Un livre récent de Marc Arnal Huguet, issu de sa thèse de doctorat, nous plonge dans une époque de grande effervescence créative à Cadaqués au cours des années soixante du siècle dernier, nous montre que Cadaqués n'est pas seulement Dalí et nous permet d'affirmer que Cadaqués était puis autre chose. L'art de vivre. Peter Harnden, Lanfranco Bombelli et les Maisons des Artistes de Cadaqués, avec un prologue de Vicenç Altaió et un épilogue de Huc Malla (Editorial Comanegra), est un livre magnifique, documenté, savant et avec une documentation photographique et planimétrique exceptionnelle, qui nous permet faire revivre l'art de vivre de quelques gens aisés, d'un groupe de bien vivre.

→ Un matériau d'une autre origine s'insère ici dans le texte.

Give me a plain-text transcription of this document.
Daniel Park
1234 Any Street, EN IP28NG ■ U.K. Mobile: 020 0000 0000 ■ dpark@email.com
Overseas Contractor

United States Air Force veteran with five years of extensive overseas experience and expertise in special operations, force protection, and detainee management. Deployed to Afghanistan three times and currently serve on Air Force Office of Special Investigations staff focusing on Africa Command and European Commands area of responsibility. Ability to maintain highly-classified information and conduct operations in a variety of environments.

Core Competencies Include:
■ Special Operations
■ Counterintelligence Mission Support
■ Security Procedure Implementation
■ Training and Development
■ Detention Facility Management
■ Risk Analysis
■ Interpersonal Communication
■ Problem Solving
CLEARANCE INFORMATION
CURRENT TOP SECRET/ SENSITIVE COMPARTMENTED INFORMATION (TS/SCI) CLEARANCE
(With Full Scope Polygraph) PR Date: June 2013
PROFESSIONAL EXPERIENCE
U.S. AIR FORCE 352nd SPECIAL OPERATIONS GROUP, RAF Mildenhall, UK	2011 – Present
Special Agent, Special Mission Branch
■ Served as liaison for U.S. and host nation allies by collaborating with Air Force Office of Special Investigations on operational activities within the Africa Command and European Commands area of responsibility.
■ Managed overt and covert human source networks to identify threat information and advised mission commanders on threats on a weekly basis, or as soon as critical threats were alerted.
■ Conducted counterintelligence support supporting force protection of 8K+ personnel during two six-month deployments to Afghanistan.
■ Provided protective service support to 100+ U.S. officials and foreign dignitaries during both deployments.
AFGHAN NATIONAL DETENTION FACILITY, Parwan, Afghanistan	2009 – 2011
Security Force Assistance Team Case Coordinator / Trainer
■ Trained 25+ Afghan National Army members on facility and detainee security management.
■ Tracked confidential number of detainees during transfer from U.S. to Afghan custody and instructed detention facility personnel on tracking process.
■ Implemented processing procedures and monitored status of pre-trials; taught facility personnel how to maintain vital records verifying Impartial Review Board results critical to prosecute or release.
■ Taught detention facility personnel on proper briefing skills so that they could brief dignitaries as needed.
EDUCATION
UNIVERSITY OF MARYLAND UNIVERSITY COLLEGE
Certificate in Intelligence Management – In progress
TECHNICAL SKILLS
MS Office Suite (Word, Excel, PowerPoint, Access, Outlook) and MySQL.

À Cadaqués, il y avait et il y a beaucoup d'autres créateurs et architectes qui construisent et réhabilitent le passé rural de la ville. Mais Cadaqués, malgré les célébrités qui y passent l'été, est un endroit intime et ceux qui veulent être vus exhibant leurs richesses ne sont pas les bienvenus. Malgré l'invasion touristique qui affecte les villes côtières, Cadaqués n'a pas beaucoup changé, et le peu qui a changé ou veut changer fait l'objet de vives critiques car il met en danger un ensemble monumental d'une grande beauté. Ainsi, lorsqu'en 1956 le designer anglais Peter Harnden et l'architecte italien Lanfranco Bombelli arrivèrent pour la première fois à Cadaqués, ils en tombèrent amoureux comme l'avaient fait avant eux Salvador Dalí et Marcel Duchamp, parmi tant d'autres. Il entame bientôt une construction poétique que l'auteur du livre définit avec méthode et précision à travers six maisons emblématiques dans lesquelles l'architecture était vécue comme une œuvre d'art. Aujourd'hui, il serait bon de faire un tour culturel de ce patrimoine unique en Catalogne et probablement en Europe, où d'autres villes, comme Saint-Tropez par exemple, ont connu la présence d'artistes du bâtiment mais pas aussi concentrée qu'à Cadaqués. .
Harnden est mort il y a 50 ans et Bombelli est né il y a 100 ans. A Cadaqués ils sont tous deux présents dans le paysage monumental à travers les maisons du galeriste George W. Staempfli (1960) en front de mer, le sculpteur Mary Callery (1961-63) et son atelier (1964), de l'artiste naturaliste Xavier Corberó (1966) et l'éditeur Fasquelle (1968), entre autres. Mais le livre va bien au-delà de la présentation et de l'étude de ces maisons, de leur état antérieur, de la mission et du projet, et de leur mode de vie. L'étude se penche sur les systèmes de construction locaux, l'intégration de l'art dans l'architecture, le respect de l'environnement et la vie de certains à Cadaqués au cours de ces années. Bombelli, influencé par Max Bill et l'art concret qui défendait la pureté, l'ordre public dans l'art et l'architecture, a transformé les anciennes usines de transformation de sardines et d'anchois en ateliers d'artistes et s'y est rendu pour promouvoir l'art. Il existe des livres qui contribuent à la préservation de la mémoire du patrimoine architectural, et celui-ci en fait partie. La préservation d'un patrimoine privé bien compris doit être celle-ci : respect de la langue vernaculaire, adaptation respectueuse et créative aux besoins du moment puis, pour les descendants, héritiers ou nouveaux propriétaires, la conscience de savoir où ils habitent.